GÜNCEL EGE YEREL YÖNETİMLER EKONOMİ POLİTİKA SPOR RÖPORTAJLAR YAZAR CAFE FOTO GALERİ VİDEO GALERİ
Ümit YALDIZ
YAZARLAR
10 Ocak 2012 Salı

Ayakta alkışlıyor, ıslak imzamı atıyorum

Önce şike yasası, sonra da Başbuğ’un tutuklanması… Parçaları birleştirdiğinizde devletin dahası iktidarın tepesindeki ayrışmayı daha net görebilirsiniz.  
Şike vetosunda iyice ayyuka çıkan ayrışma Eski Genel Kurmay Başkanı Başbuğ’un tutuklanmasında da belirgin şekilde görülüyordu. Başbakan Erdoğan,4 günlük suskunluğun ardından ‘Başbuğ’un tutuklu yargılanmasına karşıyım’ dedi.
Bandı 4 gün geriye sardığımızda tutuklama kararından saatler sonra konuşan Cumhurbaşkanı Gül ise ‘Hukuk önünde herkes eşittir’ diyerek ‘Herkes tutuklanabilir.

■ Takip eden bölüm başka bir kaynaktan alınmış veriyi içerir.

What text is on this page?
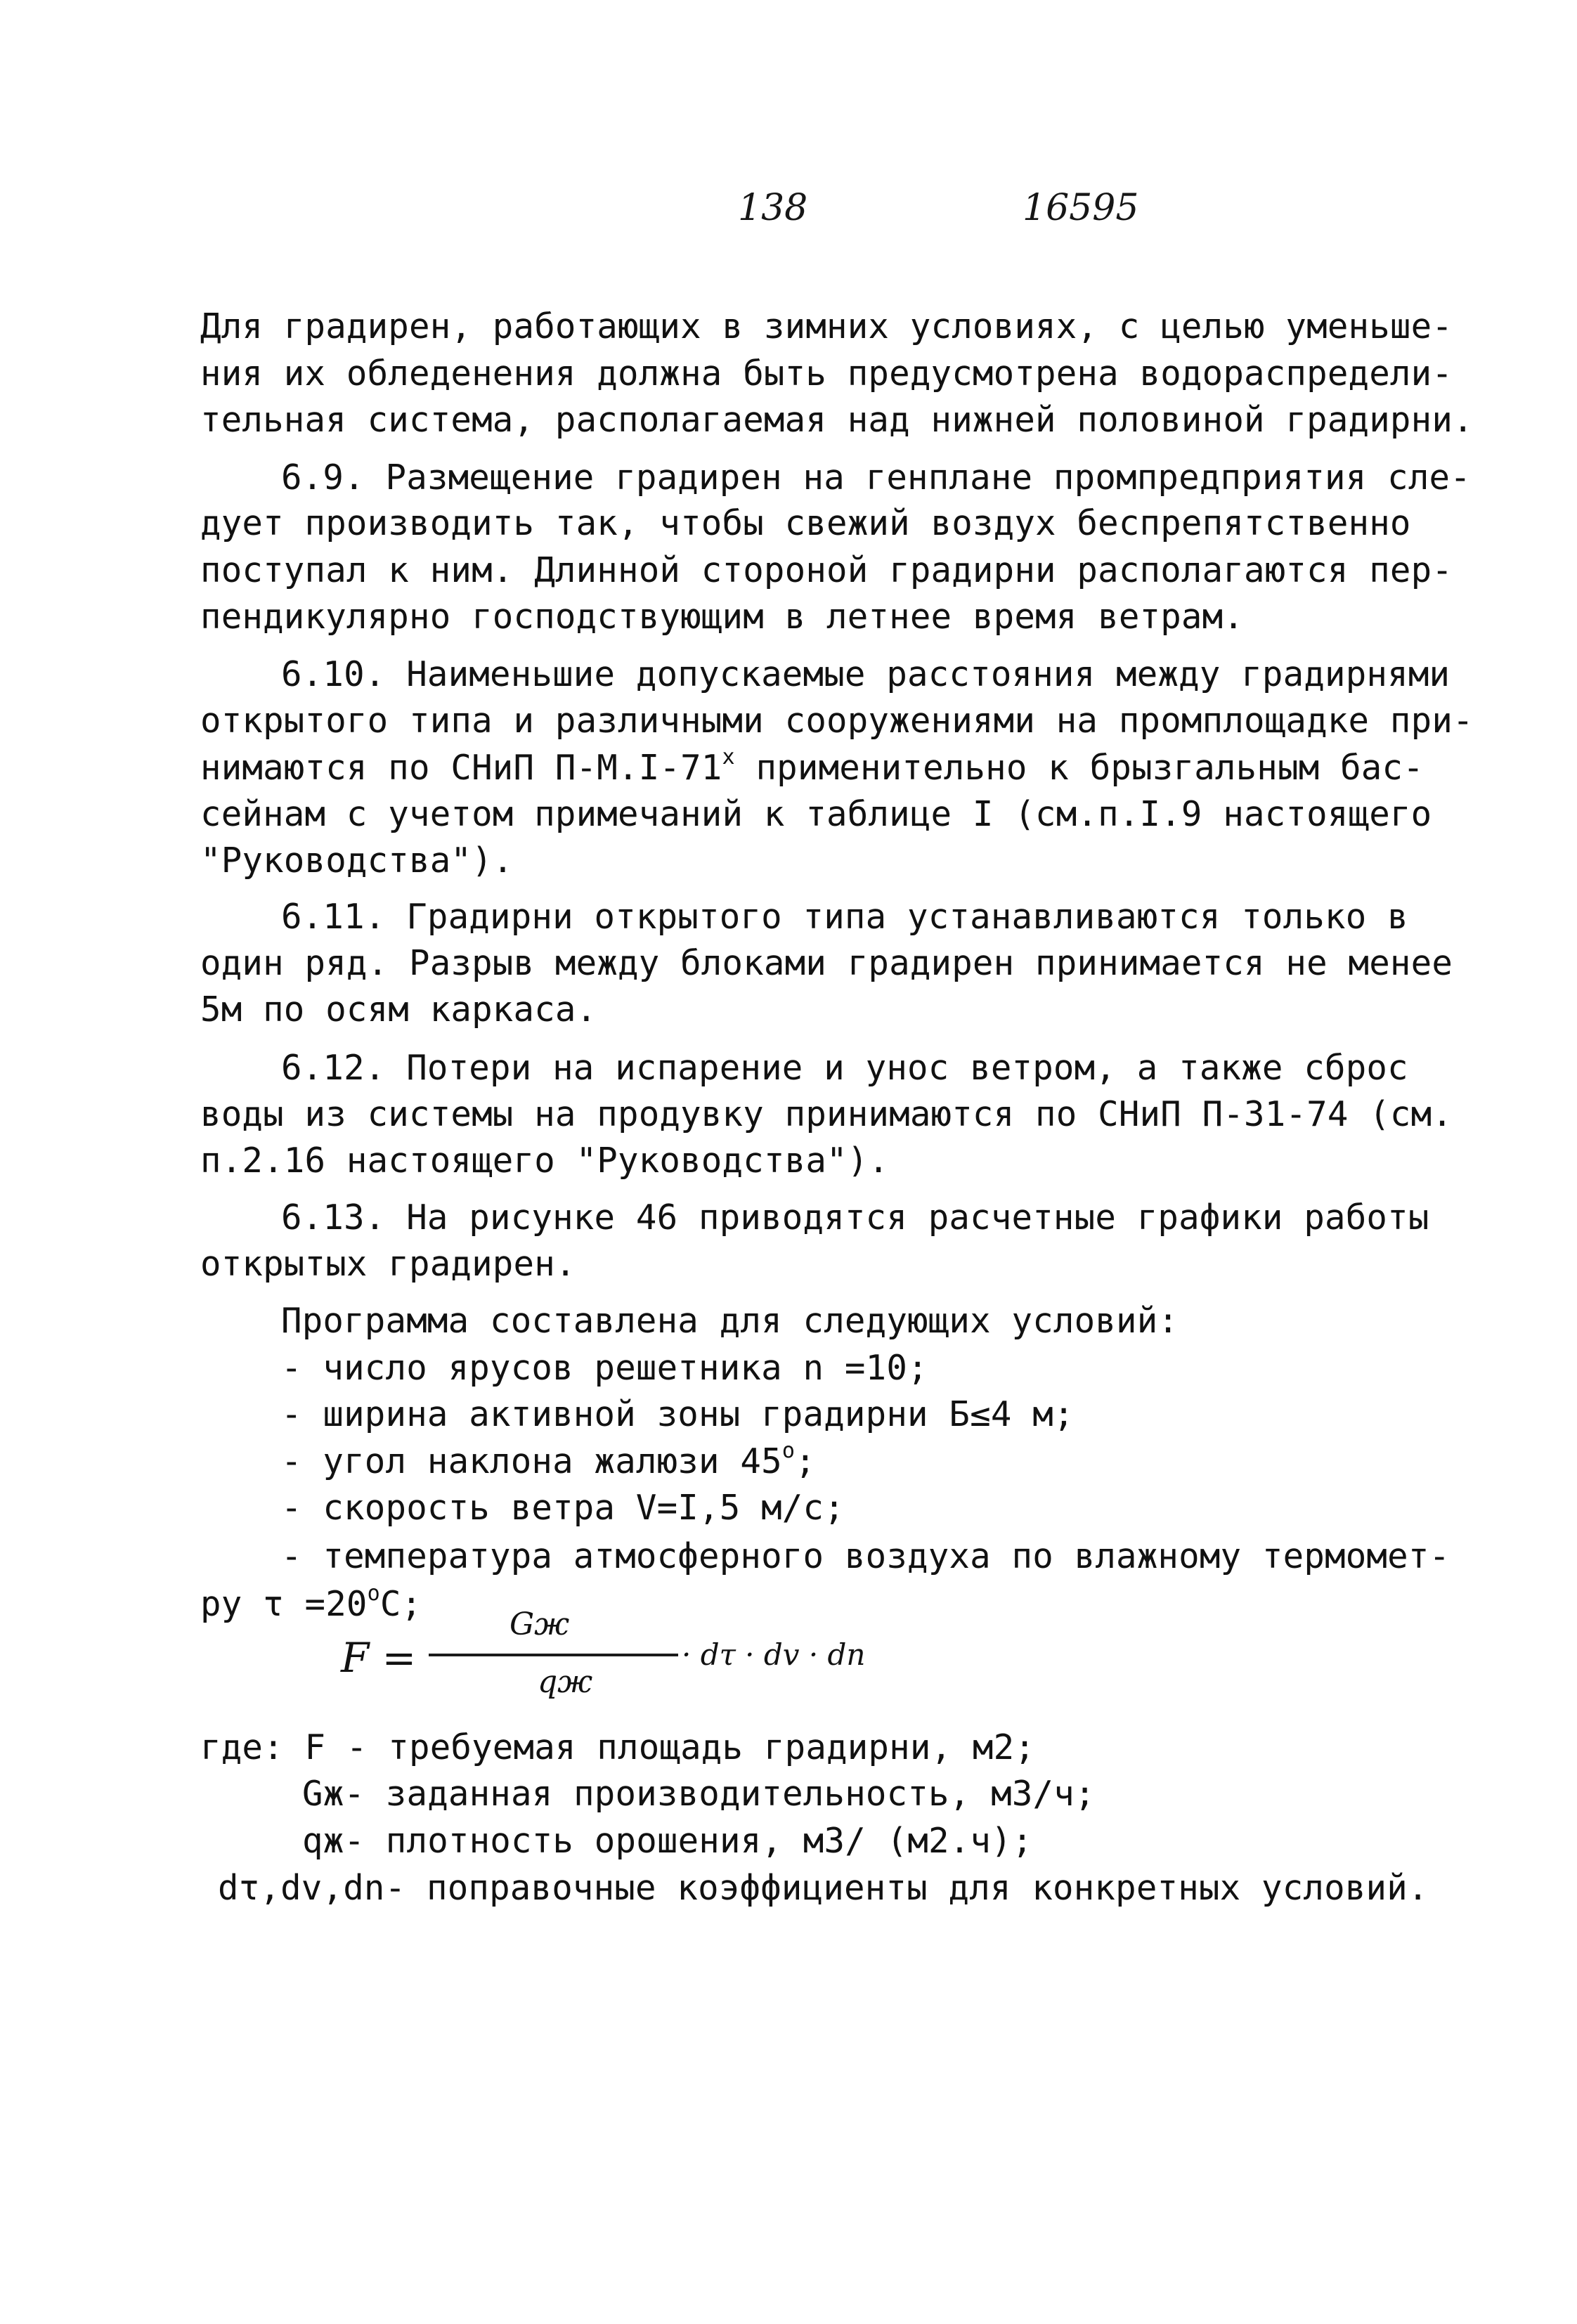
138	16595
Для градирен, работающих в зимних условиях, с целью уменьше-
ния их обледенения должна быть предусмотрена водораспредели-
тельная система, располагаемая над нижней половиной градирни.
6.9. Размещение градирен на генплане промпредприятия сле-
дует производить так, чтобы свежий воздух беспрепятственно
поступал к ним. Длинной стороной градирни располагаются пер-
пендикулярно господствующим в летнее время ветрам.
6.10. Наименьшие допускаемые расстояния между градирнями
открытого типа и различными сооружениями на промплощадке при-
нимаются по СНиП П-М.I-71$^x$ применительно к брызгальным бас-
сейнам с учетом примечаний к таблице I (см.п.I.9 настоящего
"Руководства").
6.11. Градирни открытого типа устанавливаются только в
один ряд. Разрыв между блоками градирен принимается не менее
5м по осям каркаса.
6.12. Потери на испарение и унос ветром, а также сброс
воды из системы на продувку принимаются по СНиП П-31-74 (см.
п.2.16 настоящего "Руководства").
6.13. На рисунке 46 приводятся расчетные графики работы
открытых градирен.
Программа составлена для следующих условий:
- число ярусов решетника n =10;
- ширина активной зоны градирни Б≤4 м;
- угол наклона жалюзи $45^о$;
- скорость ветра V=I,5 м/с;
- температура атмосферного воздуха по влажному термомет-
ру $\tau =20^оС$;
F =
Gж
qж
· dτ · dv · dn
где: F - требуемая площадь градирни, м2;
Gж- заданная производительность, м3/ч;
qж- плотность орошения, м3/ (м2.ч);
dτ,dv,dn- поправочные коэффициенты для конкретных условий.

Ne var bunda’ anlamına gelen cümleler kurmuştu.
‘Partimin ve şahsımın görüşü tutuksuz yargılanmadan yanadır’ diyen Erdoğan,  Başbuğ’un tutuklanması kadar sürece de bir eleştiri getiriyordu sanki.
İnancım ve görüşüm odur ki bu açıklama Türkiye’nin korkulan gidişatına yönelik atılacak somut adımlar açısından bir milat niteliği taşımaktadır.
‘Şahsımın ve partimin görüşü’ ibaresini kullanan Erdoğan belki de iktidarın kronikleşen bazı davalara ilişkin desteğini çektiğini anlatmaya çalışmıştır.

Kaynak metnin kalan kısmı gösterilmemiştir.